Download third-party dependency cache

Same as the Standard mode, download VBench small model weights and resources in advance:
```
bash ais_bench/configs/vbench_examples/download_vbench_cache.sh
```

Replace VBench_full_info.json

VBench-1.0-mini provides a condensed VBench_full_info.json corresponding to the sampled prompts. Specify the mini JSON path in the configuration file (e.g., eval_vbench_standard.py) using the full_json_dir field under eval_cfg or dataset:

vbench_eval_cfg = dict(
    load_ckpt_from_local=True,
    full_json_dir="<MINI_ROOT>/VBench_full_info.json",
)

Inference Result (Video) Generation

VBench-1.0-mini works the same way as Standard mode — only with fewer prompts. It is still recommended to organize generated videos in per-dimension subdirectories:

import os

dim_to_subdir = {
    "background_consistency": "scene",
    "aesthetic_quality": "overall_consistency",
    "imaging_quality": "overall_consistency",
    "motion_smoothness": "subject_consistency",
    "dynamic_degree": "subject_consistency",
}

# Read the dimensions and prompts to generate from the mini full_info
import json
with open("ais_bench/third_party/vbench/VBench_full_info.json", "r") as f:
    full_info = json.load(f)

# Aggregate dimensions by prompt
from collections import defaultdict
prompt_dim_map = defaultdict(set)
for entry in full_info:
    prompt_dim_map[entry["prompt_en"]].update(entry["dimension"])

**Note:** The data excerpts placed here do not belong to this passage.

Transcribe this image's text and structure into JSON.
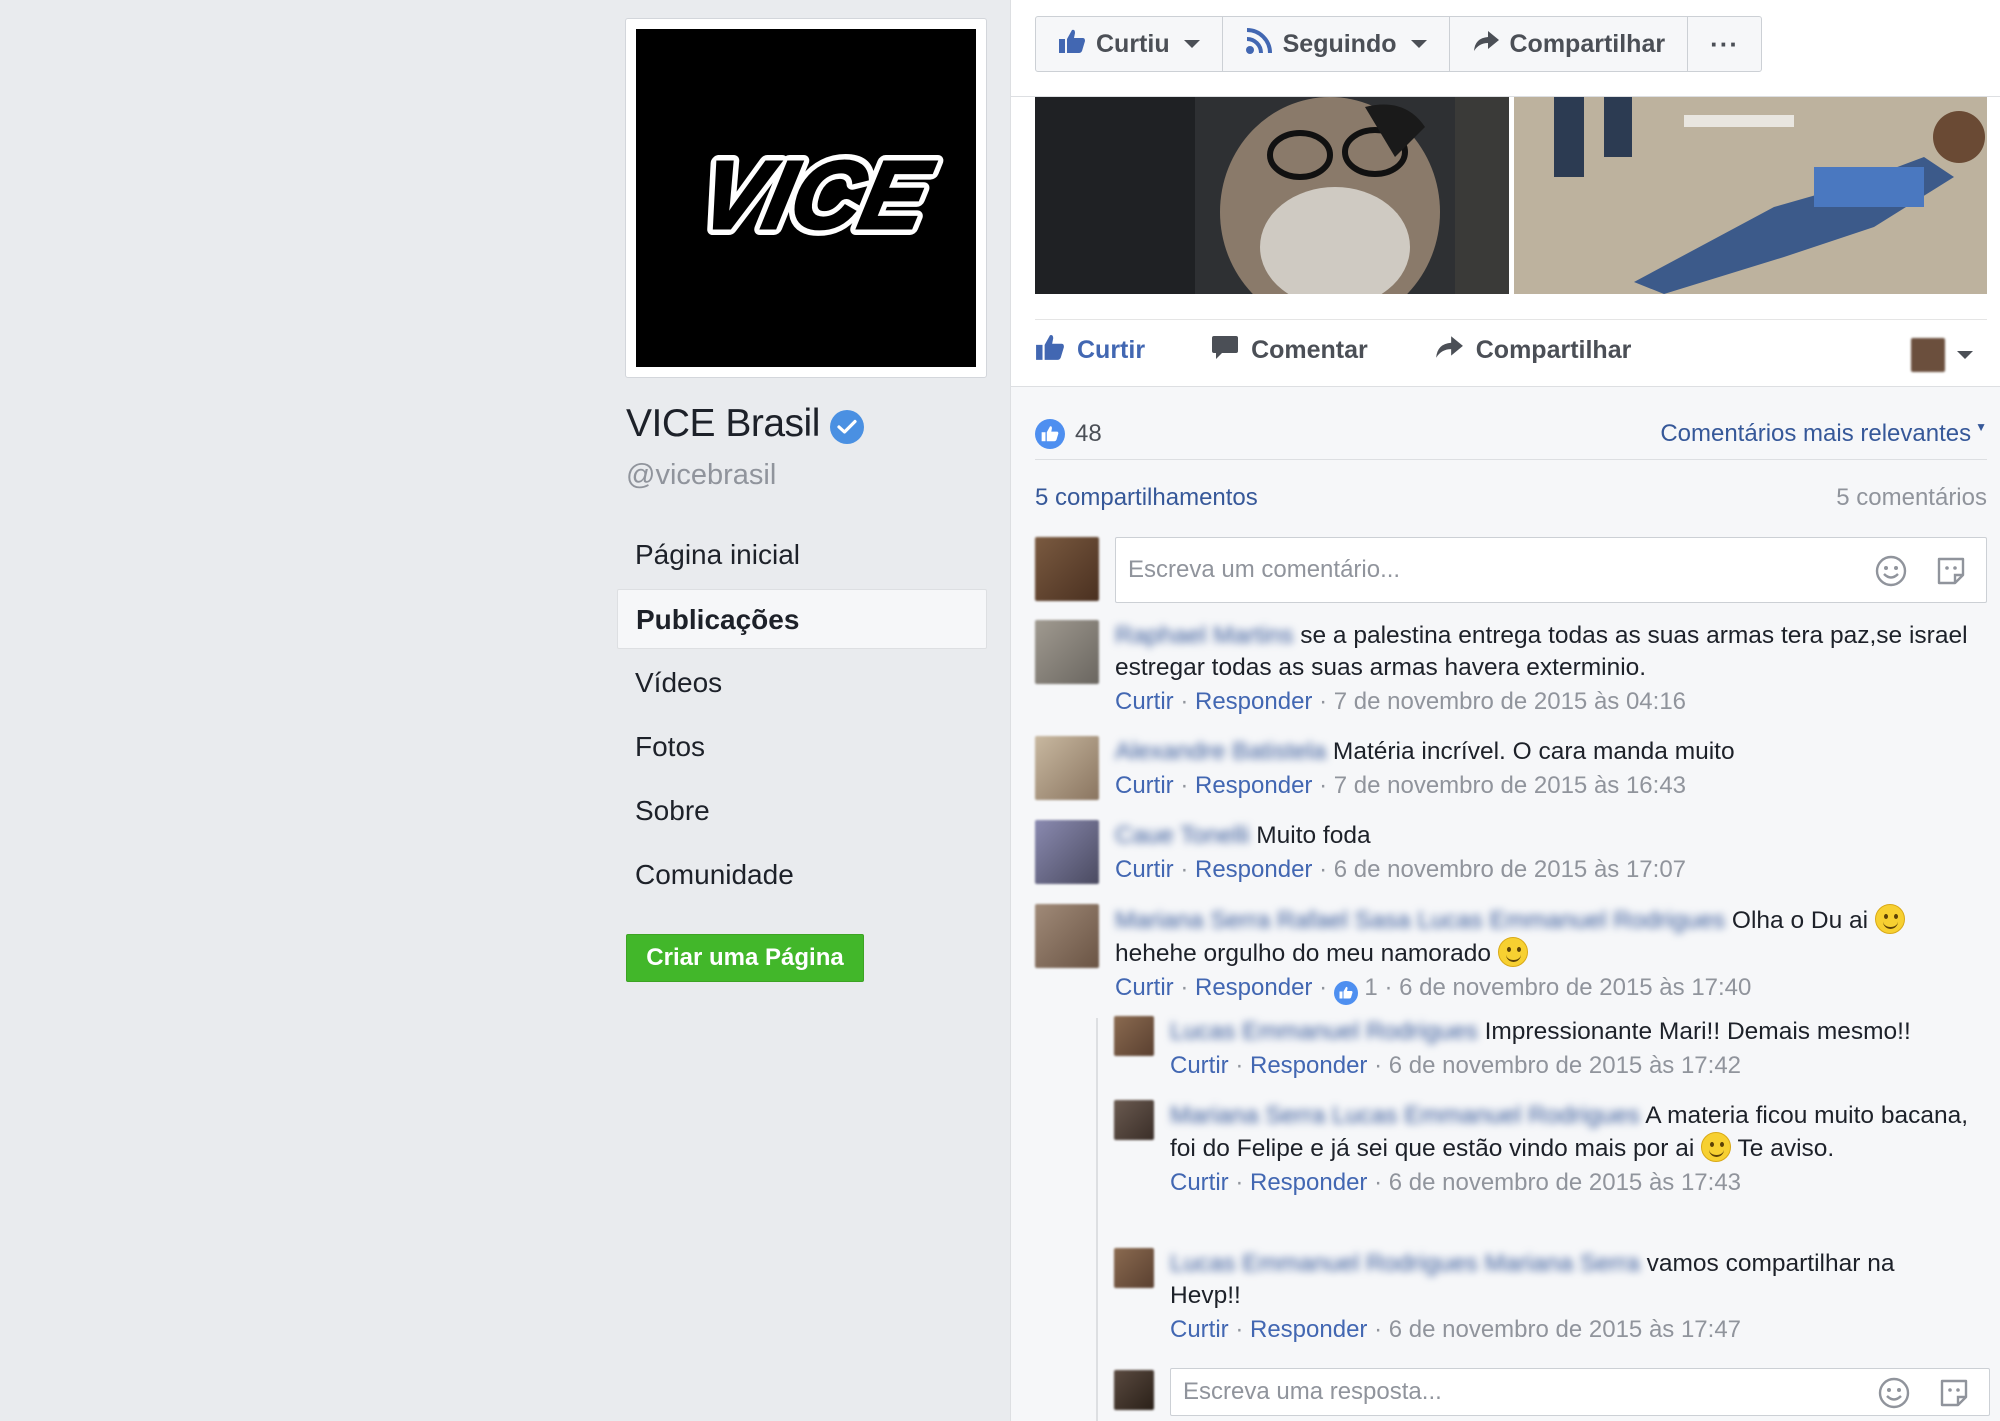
{
  "page": {
    "logo_text": "VICE",
    "name": "VICE Brasil",
    "handle": "@vicebrasil",
    "verified": true
  },
  "nav": {
    "items": [
      {
        "label": "Página inicial",
        "active": false
      },
      {
        "label": "Publicações",
        "active": true
      },
      {
        "label": "Vídeos",
        "active": false
      },
      {
        "label": "Fotos",
        "active": false
      },
      {
        "label": "Sobre",
        "active": false
      },
      {
        "label": "Comunidade",
        "active": false
      }
    ],
    "create_page": "Criar uma Página"
  },
  "header_actions": {
    "liked": "Curtiu",
    "following": "Seguindo",
    "share": "Compartilhar",
    "more": "···"
  },
  "post": {
    "actions": {
      "like": "Curtir",
      "comment": "Comentar",
      "share": "Compartilhar"
    },
    "reactions_count": "48",
    "sort_label": "Comentários mais relevantes",
    "shares": "5 compartilhamentos",
    "comments_count": "5 comentários",
    "comment_placeholder": "Escreva um comentário...",
    "reply_placeholder": "Escreva uma resposta..."
  },
  "comments": [
    {
      "author": "Raphael Martins",
      "text": "se a palestina entrega todas as suas armas tera paz,se israel estregar todas as suas armas havera exterminio.",
      "like": "Curtir",
      "reply": "Responder",
      "time": "7 de novembro de 2015 às 04:16"
    },
    {
      "author": "Alexandre Batistela",
      "text": "Matéria incrível. O cara manda muito",
      "like": "Curtir",
      "reply": "Responder",
      "time": "7 de novembro de 2015 às 16:43"
    },
    {
      "author": "Caue Tonelli",
      "text": "Muito foda",
      "like": "Curtir",
      "reply": "Responder",
      "time": "6 de novembro de 2015 às 17:07"
    },
    {
      "author": "Mariana Serra Rafael Sasa Lucas Emmanuel Rodrigues",
      "text_1": "Olha o Du ai",
      "text_2": "hehehe orgulho do meu namorado",
      "like": "Curtir",
      "reply": "Responder",
      "like_count": "1",
      "time": "6 de novembro de 2015 às 17:40"
    }
  ],
  "replies": [
    {
      "author": "Lucas Emmanuel Rodrigues",
      "text": "Impressionante Mari!! Demais mesmo!!",
      "like": "Curtir",
      "reply": "Responder",
      "time": "6 de novembro de 2015 às 17:42"
    },
    {
      "author": "Mariana Serra Lucas Emmanuel Rodrigues",
      "text_1": "A materia ficou muito bacana, foi do Felipe e já sei que estão vindo mais por ai",
      "text_2": "Te aviso.",
      "like": "Curtir",
      "reply": "Responder",
      "time": "6 de novembro de 2015 às 17:43"
    },
    {
      "author": "Lucas Emmanuel Rodrigues Mariana Serra",
      "text": "vamos compartilhar na Hevp!!",
      "like": "Curtir",
      "reply": "Responder",
      "time": "6 de novembro de 2015 às 17:47"
    }
  ],
  "colors": {
    "link": "#365899",
    "accent": "#4267b2",
    "green": "#42b72a",
    "background": "#e9ebee"
  }
}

for prompt, dims in prompt_dim_map.items():
    for dim in dims:
        subdir = dim_to_subdir.get(dim, dim)
        save_dir = os.path.join(args.save_path, subdir)
        os.makedirs(save_dir, exist_ok=True)

        n = 25 if dim == "temporal_flickering" else 5
        for index in range(n):
            video = sample_func(prompt, index)
            save_path = os.path.join(save_dir, f"{prompt}-{index}.mp4")
            torchvision.io.write_video(save_path, video, fps=8)

Run Evaluation

After replacing VBench_full_info.json and preparing the video directory, the evaluation command is exactly the same as Standard mode:

# Must explicitly specify --mode eval, and set DATA_PATH to your video directory
ais_bench ais_bench/configs/vbench_examples/eval_vbench_standard.py --mode eval --max-num-workers 1

If the prompts come from a custom video directory and do not use the dimension mappings in VBench_full_info.json, you can also use the Custom mode configuration for evaluation.